There is current market interest in further developing microfluidic genomic sample analysis systems for detecting and analyzing DNA sequences. The development of these microfluidic systems often entail the various combinations of channel configurations, inlets, outlets, buffer insertion methods, boluses of genomic sample insertion methods, temperature cycling and control methods, and optical analysis methods. There is also further interest in developing systems and methods for temperature referencing for melt curve data collection.
Microfluidic melting curve analysis is typically carried out either in a stopped flow format or in a continuous flow format. In a stopped flow format, flow is stopped within a microchannel of a microfluidic device while the temperature in that channel is ramped through a range of temperatures required to generate the desired melt curve. A drawback to the stopped flow format is that it does not integrate well in systems with other flow through processes which require the flow to continue without any stoppage. When fluorescent indicator dyes are used to monitor denaturation, another drawback to the stopped flow format is the loss of fluorescent signal due to dye photobleaching while the thermal ramp is being performed.

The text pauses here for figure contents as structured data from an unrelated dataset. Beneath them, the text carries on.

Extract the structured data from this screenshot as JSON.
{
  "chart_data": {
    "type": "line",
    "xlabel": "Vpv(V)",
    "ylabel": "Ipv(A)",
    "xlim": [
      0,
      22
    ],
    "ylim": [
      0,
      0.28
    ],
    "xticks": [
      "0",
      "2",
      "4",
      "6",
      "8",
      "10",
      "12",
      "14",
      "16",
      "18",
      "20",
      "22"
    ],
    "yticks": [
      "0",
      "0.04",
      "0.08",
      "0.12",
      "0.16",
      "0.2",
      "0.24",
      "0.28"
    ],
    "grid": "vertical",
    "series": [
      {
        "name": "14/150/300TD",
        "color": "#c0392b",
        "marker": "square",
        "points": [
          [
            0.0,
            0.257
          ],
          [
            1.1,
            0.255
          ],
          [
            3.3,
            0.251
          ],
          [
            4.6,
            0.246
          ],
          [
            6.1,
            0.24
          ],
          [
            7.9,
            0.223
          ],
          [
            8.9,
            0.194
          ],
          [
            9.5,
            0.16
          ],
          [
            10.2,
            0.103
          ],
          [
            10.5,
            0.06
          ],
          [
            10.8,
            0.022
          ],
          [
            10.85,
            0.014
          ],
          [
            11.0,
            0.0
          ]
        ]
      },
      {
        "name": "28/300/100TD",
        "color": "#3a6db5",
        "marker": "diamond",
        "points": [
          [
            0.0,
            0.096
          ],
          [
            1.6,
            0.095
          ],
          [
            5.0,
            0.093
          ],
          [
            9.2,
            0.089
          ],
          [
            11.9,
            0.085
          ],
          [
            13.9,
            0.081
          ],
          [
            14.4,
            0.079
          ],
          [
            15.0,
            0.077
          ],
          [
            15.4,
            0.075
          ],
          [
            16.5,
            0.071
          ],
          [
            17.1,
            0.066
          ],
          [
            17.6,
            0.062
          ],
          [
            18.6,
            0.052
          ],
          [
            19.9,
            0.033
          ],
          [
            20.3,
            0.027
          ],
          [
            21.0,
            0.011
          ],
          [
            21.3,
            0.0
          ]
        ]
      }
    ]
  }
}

In a continuous flow format, a melting curve analysis is performed by applying a temperature gradient along the length (direction of flow) of a microchannel in a microfluidic device. If the melting curve analysis requires that the molecules being analyzed be subjected to a range of temperatures extending from a first temperature to a second temperature, the temperature at one end of the microchannel is controlled to the first temperature, and the temperature at the other end of the length is controlled to the second temperature, thus creating a continuous temperature gradient spanning the temperature range between the first and second selected temperatures. A drawback to certain implementations of the continuous flow format is that thermal properties of the molecules in the stream must be measured at multiple points along the temperature gradient to generate the desired melting curve. This makes measurement of thermal properties of the molecules in the stream more complex than in the stopped flow format, where thermal properties of the molecules in the stream can be measured at a single point to generate the desired melting curve.

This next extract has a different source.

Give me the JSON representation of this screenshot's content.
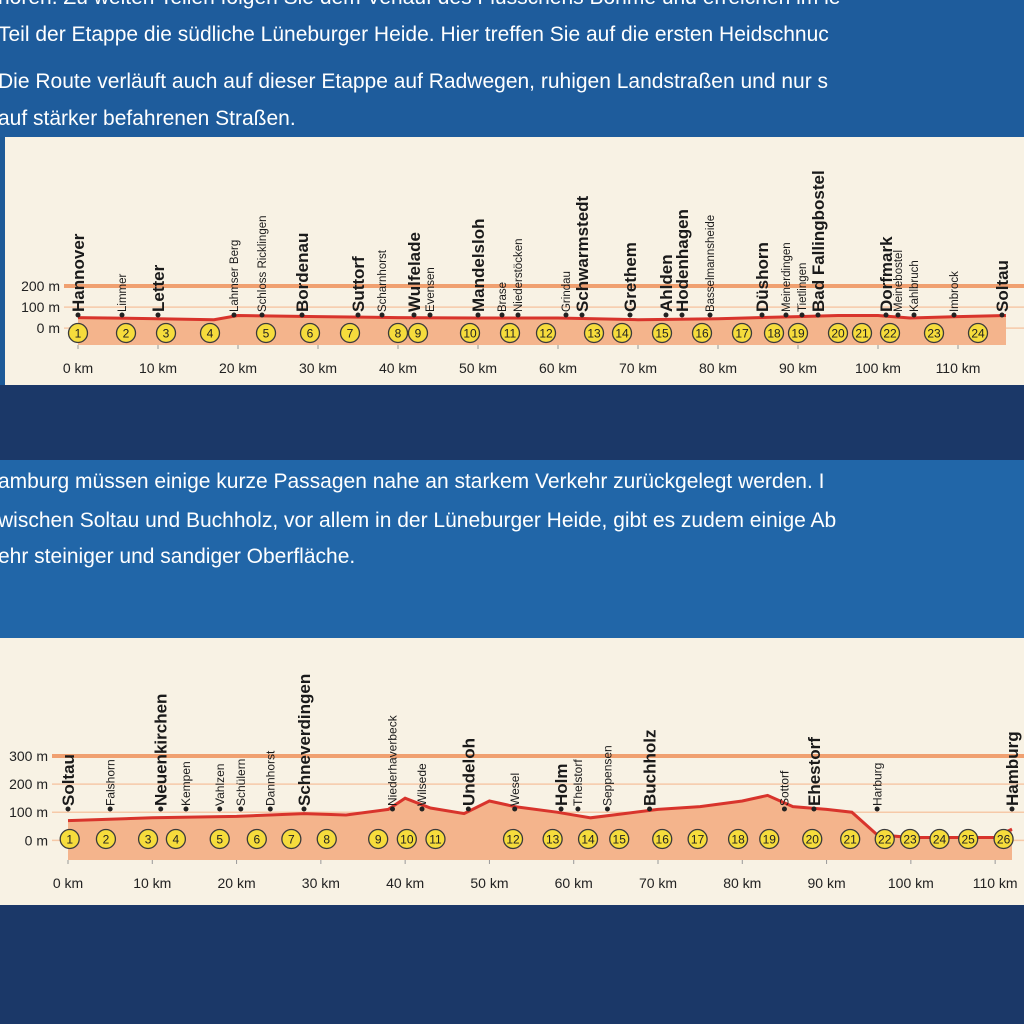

Sundberg et al. (U.S. Patent Application Publication No. 2007/0026421) and Knight et al. (U.S. Patent Application Publication No. 2007/0231799), each incorporated by reference herein, describe methods, systems, kits and devices for conducting binding assays using molecular melt curves in microfluidic devices. Molecule(s) to be assayed can be flowed through microchannels in the devices where the molecule(s) optionally are exposed to additional molecules constituting, e.g., fluorescence indicator molecules and/or binding partners of the molecule being assayed. The molecules involved are then heated (and/or cooled) and a detectable property of the molecules is measured over a range of temperatures. From the resulting data, a thermal property curve(s) is constructed which allows determination and quantification of the binding affinity of the molecules involved.
Known systems and methods for melt curve analysis suffer from some amount of uncertainty and lack of reproducibility, inter alia, in terms of temperature control and measurement systems. Accordingly, there is a continuing need to improve the usefulness of the melt curve analysis technique by reducing the impact of spatial and temporal temperature fluctuations.